Sunday: [.5 hrs] Reviewed photos I took over break.

















Monday:
[2.5 hrs]
Created mock-up sketches of booklets, created pop-up form sketch.

Tuesday:

 Points from critique
-Is this about going to a place for the audience or seeing your personal perception of a place.
-Poetry is naturally abstract, so the popups would be better suited to act as an abstract visual aid.
-Go all out with paper-folding.
-One book with continuing maps or a pop-up series that layout together.
-Some running consistency but don't use a template.
-Pacing; no time to take in the poetry. Slow it down, immerse the reader.
-Create a format in isolation from text.
-Perception; visually articulate the senses.

[3 hrs]
Did sketches in paper and wrote poetry.

Wednesday:
Looked up inspirational projects on the Dieline blog.

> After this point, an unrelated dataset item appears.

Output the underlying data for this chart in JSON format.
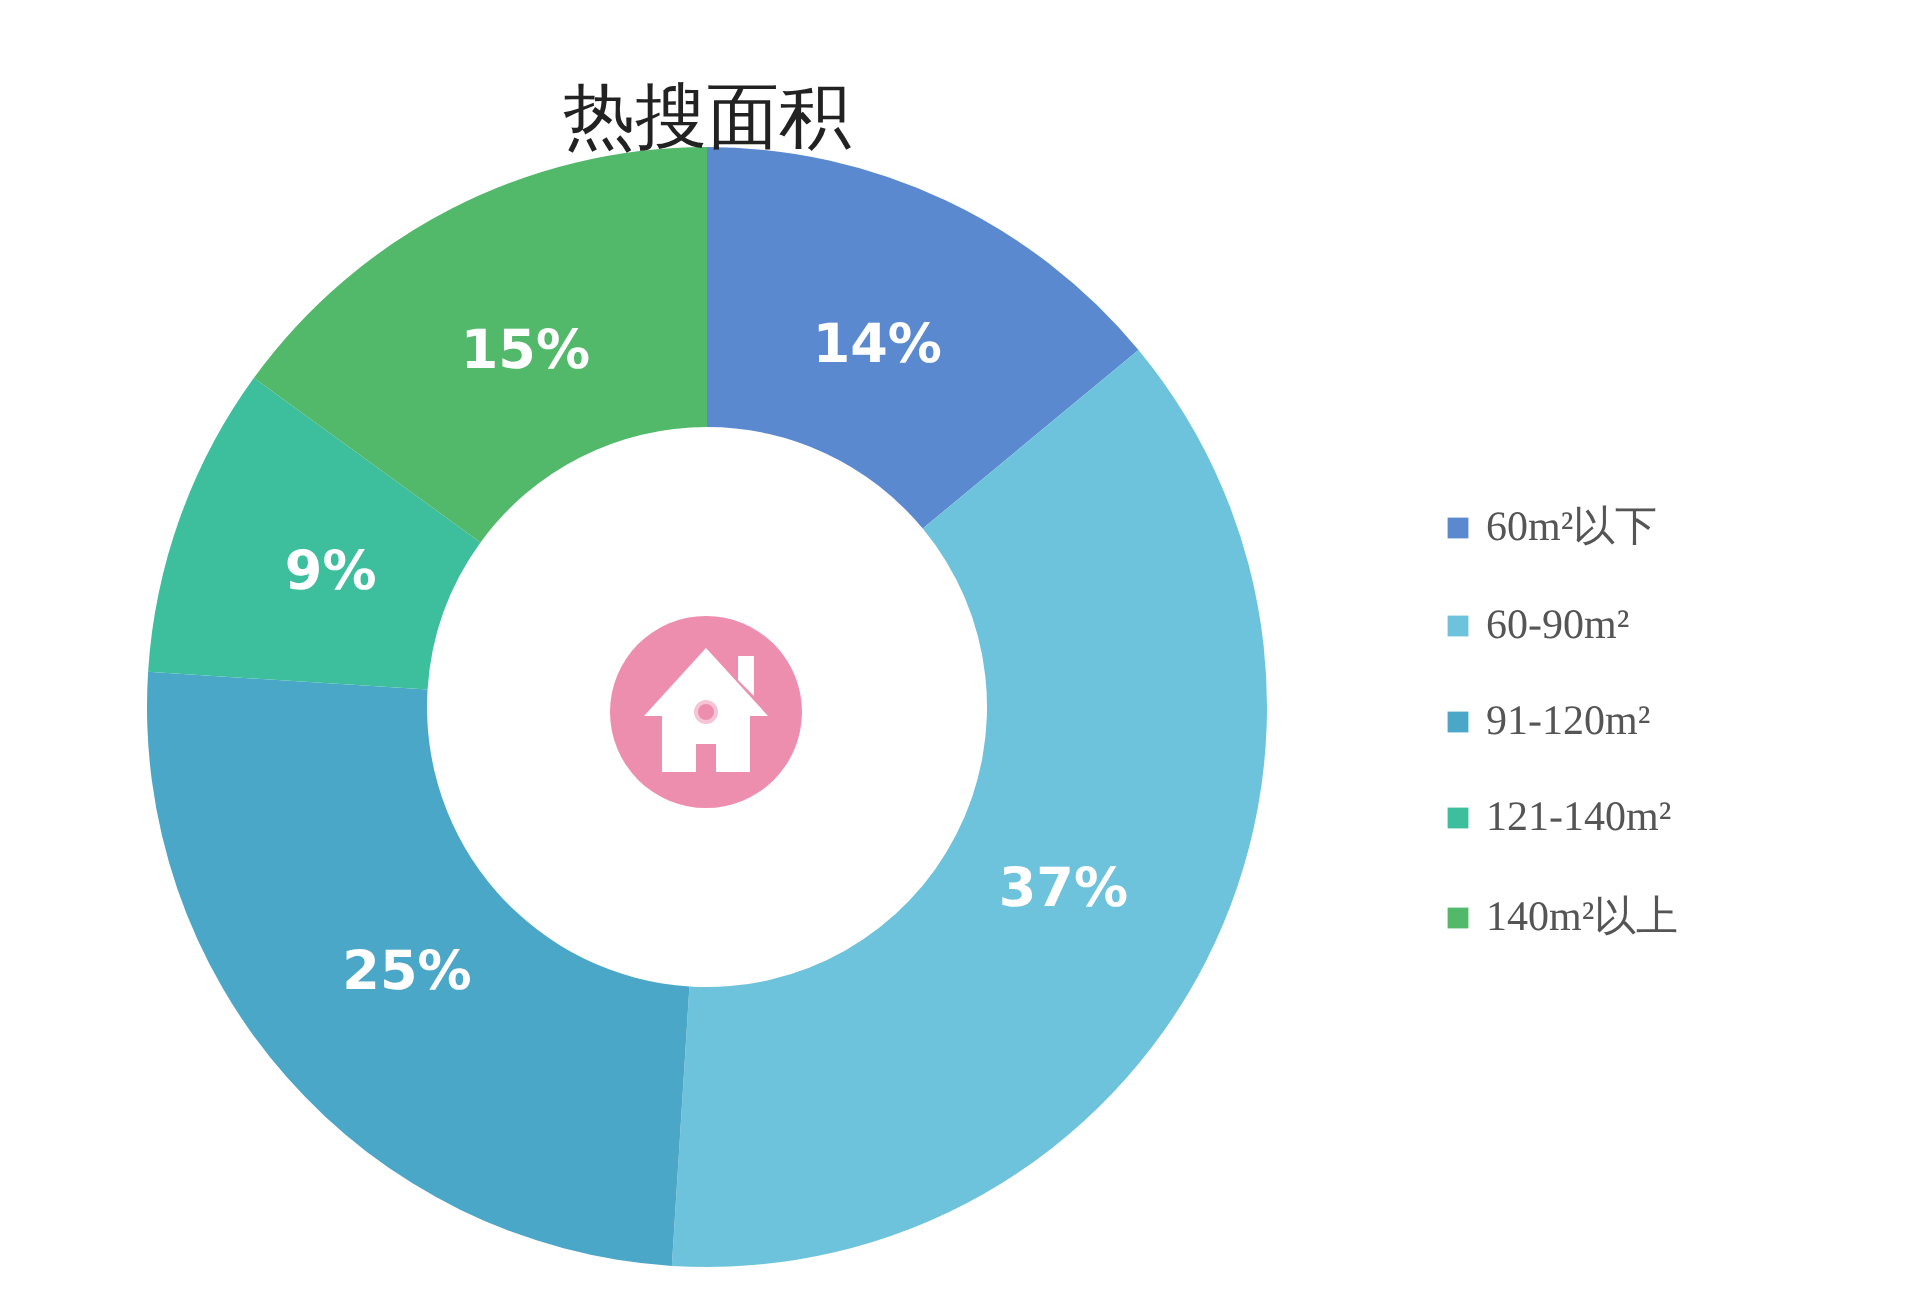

Researched the special collections library online,
Annette Haines on Thursday.
I got my cutting mat back.
More sketching

Thursday: [2.5 hrs] Borrowed the Making Handmade Books book, made snake form, and T-cut.
[2 hrs] Special Collections with Annette Haines, picked up some brochure design books from Dude.
Some artist books I took notes on
-Bolom Chon
-Julie Chen
-International Society of Copier Artists
-Bridget Flower
-S. Denter, City Thunder
-Wea.rt

[3 hrs] Studio Hours, sketching, keywords, looking through books, making flexagons from bookmaking text.

Keywords:
Isolated
Solitary
Dream-like
Abstracted
Flowing

Friday: I work

What I discovered
I told Mark about my project and he said "This is the first time you've spoke about your project and it actually makes sense." I suppose that is a good thing. I am excited to work in this way, and there is so much inspiring work for me to look at. I want to focus on form aiding the content, not the other way around. Annette showed me quite a few books like that, including Julie Cheng's newest addition, "A Guide to Higher Learning".

What to do next
Make, make, make

1 comment:

  1. Lauren,
    Keep going...I have a feeling these next weeks are going to see some exciting leaps in your work. I'd be really interested to see you take one of your poems and spin it out in a variety of ways in terms of pacing over pages and folds. It occurs to me that you are taking the notion of concrete poetry into 3 (actually) 4 dimensions. Remind me to show you some of Lisa Olson's work in my office. I also have some other books on artists books.